Asheham, Sussex, le 1er mai 1912 : Virginia répond à la demande en mariage de Leonard Woolf : « Les avantages les plus flagrants du mariage sont en fait pour moi autant de handicaps. Je me dis : de toute façon, tu seras très heureuse avec lui ; ce sera pour toi un compagnon, il te donnera des enfants, une vie bien remplie…et puis tout à coup je me dis, Seigneur, tu ne vas quand même pas considérer le mariage comme une profession. […]Est-ce le côté sexuel de notre union qui s’interpose entre nous ? »[2]

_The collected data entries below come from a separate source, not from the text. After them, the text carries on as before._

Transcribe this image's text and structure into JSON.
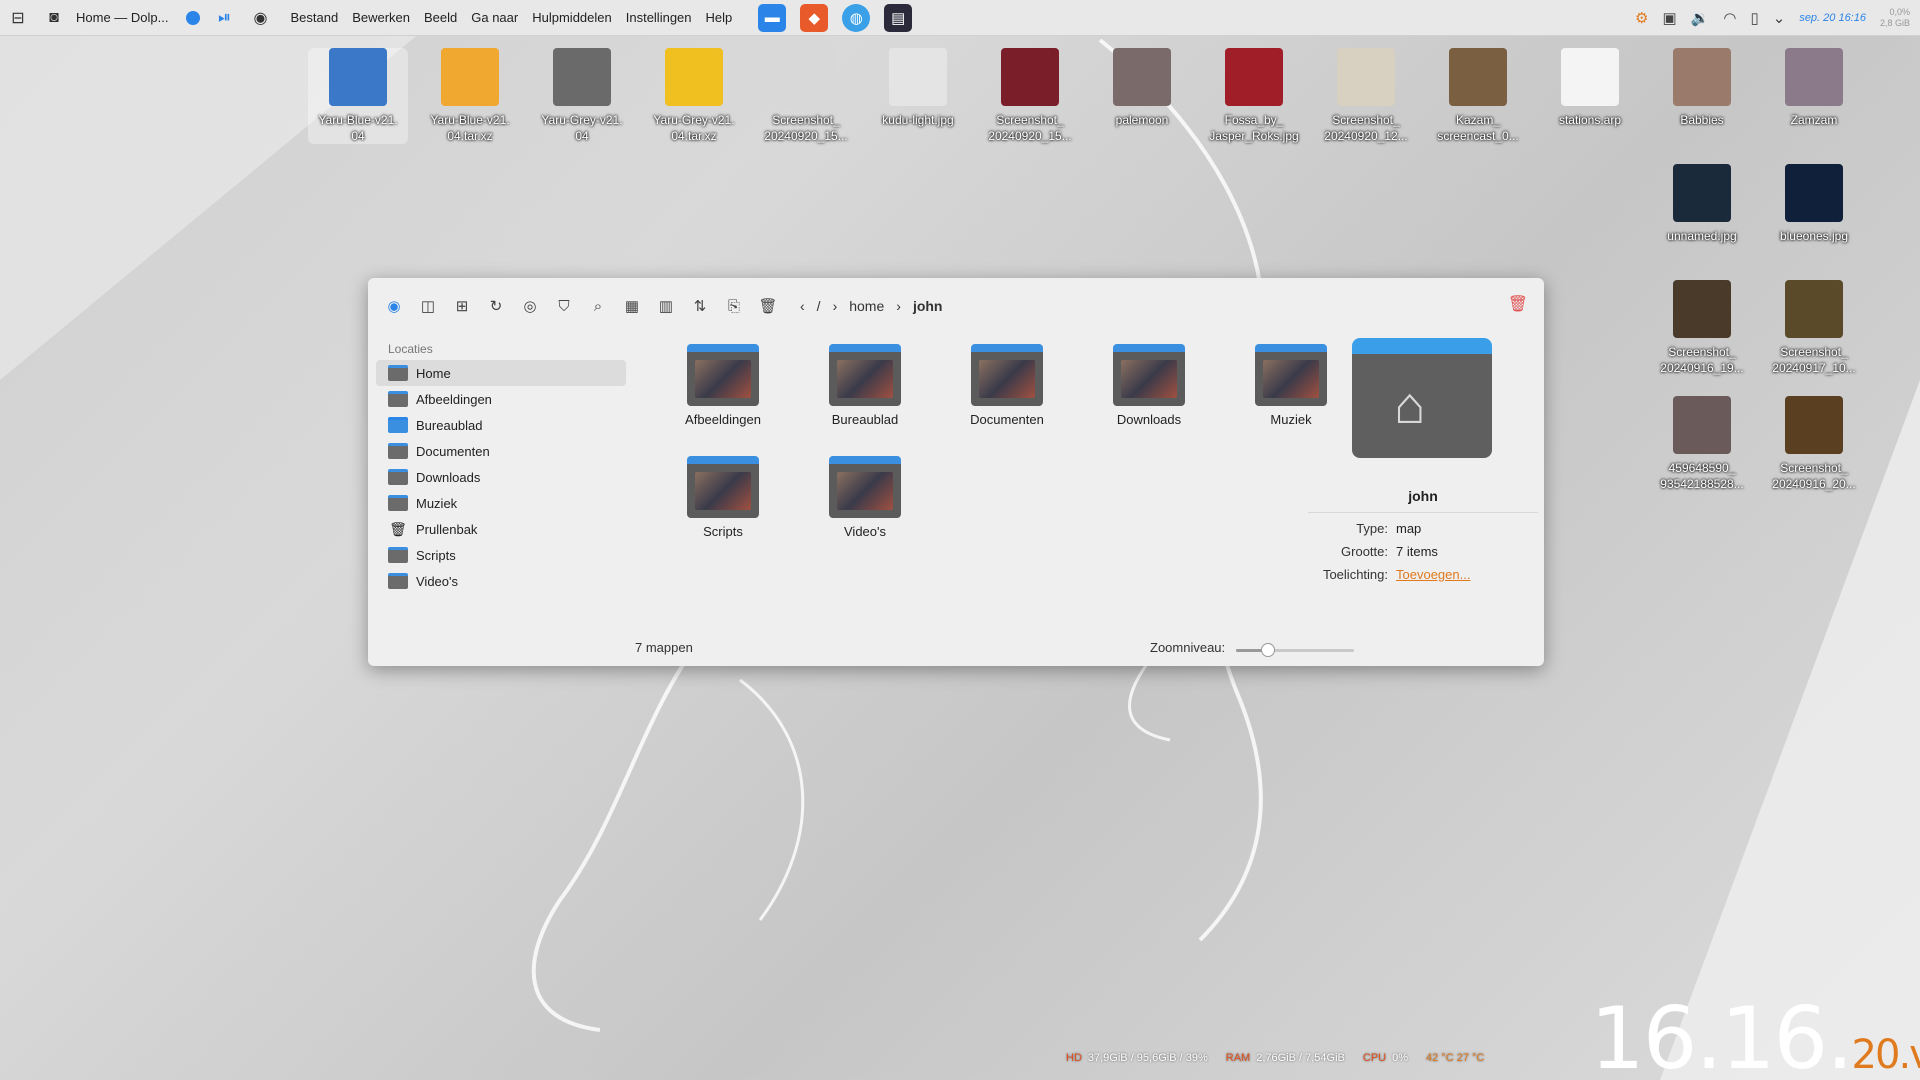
{
  "window_title": "Home — Dolp...",
  "menu": [
    "Bestand",
    "Bewerken",
    "Beeld",
    "Ga naar",
    "Hulpmiddelen",
    "Instellingen",
    "Help"
  ],
  "clock_top": "sep. 20 16:16",
  "tray_mini": [
    "0,0%",
    "2,8 GiB"
  ],
  "desktop_icons": [
    {
      "label": "Yaru-Blue-v21.\n04",
      "selected": true,
      "color": "#3c78c8"
    },
    {
      "label": "Yaru-Blue-v21.\n04.tar.xz",
      "color": "#f0a830"
    },
    {
      "label": "Yaru-Grey-v21.\n04",
      "color": "#6a6a6a"
    },
    {
      "label": "Yaru-Grey-v21.\n04.tar.xz",
      "color": "#f0c020"
    },
    {
      "label": "Screenshot_\n20240920_15...",
      "color": "#d8d8d8"
    },
    {
      "label": "kudu-light.jpg",
      "color": "#e4e4e4"
    },
    {
      "label": "Screenshot_\n20240920_15...",
      "color": "#7a1e2a"
    },
    {
      "label": "palemoon",
      "color": "#7a6a6a"
    },
    {
      "label": "Fossa_by_\nJasper_Roks.jpg",
      "color": "#a01e28"
    },
    {
      "label": "Screenshot_\n20240920_12...",
      "color": "#d8d0c0"
    },
    {
      "label": "Kazam_\nscreencast_0...",
      "color": "#7a6040"
    },
    {
      "label": "stations.arp",
      "color": "#f4f4f4"
    },
    {
      "label": "Babbies",
      "color": "#9a7a6a"
    },
    {
      "label": "Zamzam",
      "color": "#8a7a8a"
    },
    {
      "label": "unnamed.jpg",
      "color": "#1a2a3a"
    },
    {
      "label": "blueones.jpg",
      "color": "#10203a"
    },
    {
      "label": "Screenshot_\n20240916_19...",
      "color": "#4a3a2a"
    },
    {
      "label": "Screenshot_\n20240917_10...",
      "color": "#5a4a2a"
    },
    {
      "label": "459648590_\n93542188528...",
      "color": "#6a5a5a"
    },
    {
      "label": "Screenshot_\n20240916_20...",
      "color": "#5a4020"
    }
  ],
  "dolphin": {
    "breadcrumb": {
      "root": "/",
      "parts": [
        "home",
        "john"
      ]
    },
    "sidebar": {
      "heading": "Locaties",
      "items": [
        {
          "label": "Home",
          "active": true,
          "icon": "folder-icon"
        },
        {
          "label": "Afbeeldingen",
          "icon": "folder-icon"
        },
        {
          "label": "Bureaublad",
          "icon": "folder-blue-icon"
        },
        {
          "label": "Documenten",
          "icon": "folder-icon"
        },
        {
          "label": "Downloads",
          "icon": "folder-icon"
        },
        {
          "label": "Muziek",
          "icon": "folder-icon"
        },
        {
          "label": "Prullenbak",
          "icon": "trash-icon"
        },
        {
          "label": "Scripts",
          "icon": "folder-icon"
        },
        {
          "label": "Video's",
          "icon": "folder-icon"
        }
      ]
    },
    "folders": [
      "Afbeeldingen",
      "Bureaublad",
      "Documenten",
      "Downloads",
      "Muziek",
      "Scripts",
      "Video's"
    ],
    "status": {
      "count": "7 mappen",
      "zoom_label": "Zoomniveau:",
      "zoom_fraction": 0.27
    },
    "info": {
      "name": "john",
      "rows": [
        {
          "key": "Type:",
          "value": "map"
        },
        {
          "key": "Grootte:",
          "value": "7 items"
        },
        {
          "key": "Toelichting:",
          "value": "Toevoegen..."
        }
      ]
    }
  },
  "sysmon": {
    "hd_label": "HD",
    "hd_value": "37,9GiB / 95,6GiB / 39%",
    "ram_label": "RAM",
    "ram_value": "2,76GiB / 7,54GiB",
    "cpu_label": "CPU",
    "cpu_value": "0%",
    "temp": "42 °C 27 °C"
  },
  "big_clock": {
    "time": "16.16.",
    "seconds": "20.",
    "suffix": "vr"
  }
}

Virginia Woolf ne peut tempérer ce trop de sens du sexuel qui put lui faire dire Joyce « indécent ». Comme l’écrit Jacques Aubert, « sans doute s’intéresse-t-il trop au  » sens-un », à la question du rapport sexuel, à ne pas poser. »[3]

Le 22 octobre 1915, elle évoque ainsi les liens du mariage, en écrivant à son dévoué Lytton Strachey. Sydney Waterlow, fraîchement remarié, vient de louer Asheham House :

« Voilà maintenant que la malheureuse créature […] se propose d’habiter Richmond juste à côté de chez nous, de copuler là jour et nuit et de produire six petits Waterlow. Cette maison m’a longtemps paru empester le sperme séché ».[4]

Virginia Woolf est-elle hors castration, en se dénudant ici, crue, brute, sans le secours du discours établi ? Le signifiant phallique, ici petit rien inquiétant, en rien signifiant du désir, concourt à sa glissade et à un infernal mariage avec … l’écriture. Virginia doit fixer l’éternel en l’instant ; pas de nœud ici, pas de permis de se conduire délivré par le complexe de castration.

Sûrement Virginia ne put-elle « répondre sans de graves aléas aux besoins de son partenaire dans la relation sexuelle »[5], mais son lien avec lui, toutefois, put l’ancrer longtemps dans l’existence. Elle en témoigne avant son suicide.

« Mon chéri

[…]Tu m’as donné le plus grand bonheur possible. Tu as été pour moi ce que personne d’autre n’aurait pu être. Je ne crois pas que deux êtres eussent pu être plus heureux que nous jusqu’à l’arrivée de cette affreuse maladie[…]. Ce que je veux dire, c’est que je te dois tout le bonheur de ma vie. Tu t’es montré d’une patience absolue avec moi et d’une incroyable bonté. Je tiens à dire cela — tout le monde le sait.

Si quelqu’un avait pu me sauver, cela aurait été toi. Je ne sais plus rien si ce n’est la certitude de ta bonté. Je ne peux pas continuer à gâcher ta vie plus longtemps. Je ne pense pas que deux personnes auraient pu être plus heureuses que nous l’avons été. » [6]

Retrouvons Virginia, alive! [7] nous conviant ici aux noces des mots, invités à se réunir en un « de ces prompts mariages qui font des images parfaites et créent une beauté éternelle. » [8]

 

 

 

 

[1] Woolf V., Ce que je suis en réalité demeure inconnu, Lettres (1901-1941), Paris, Points 2010, p. 40.

[2] Ibid., p.70.

[3] Aubert J., « C’est pas tout ça ! » in Virginia Woolf L’écriture, refuge contre la folie, Ouvrage collectif dirigé par Stella Harrison, Ed. Michèle, Paris, mars 2011, p. 16

[4] Woolf V., op. cit., p.75

[5] Lacan J. , « La signification du phallus. », Écrits, Paris, Seuil, p. 685

[6] Woolf V., Lettre à Leonard Woolf du 28 mars 1941.

[7] https://www.youtube.com/watch?v=zcbY04JrMaU

[8] Woolf V., « Artisanat », in Le cinéma et autres essais, Ed. de Paris, septembre 2012. p. 47.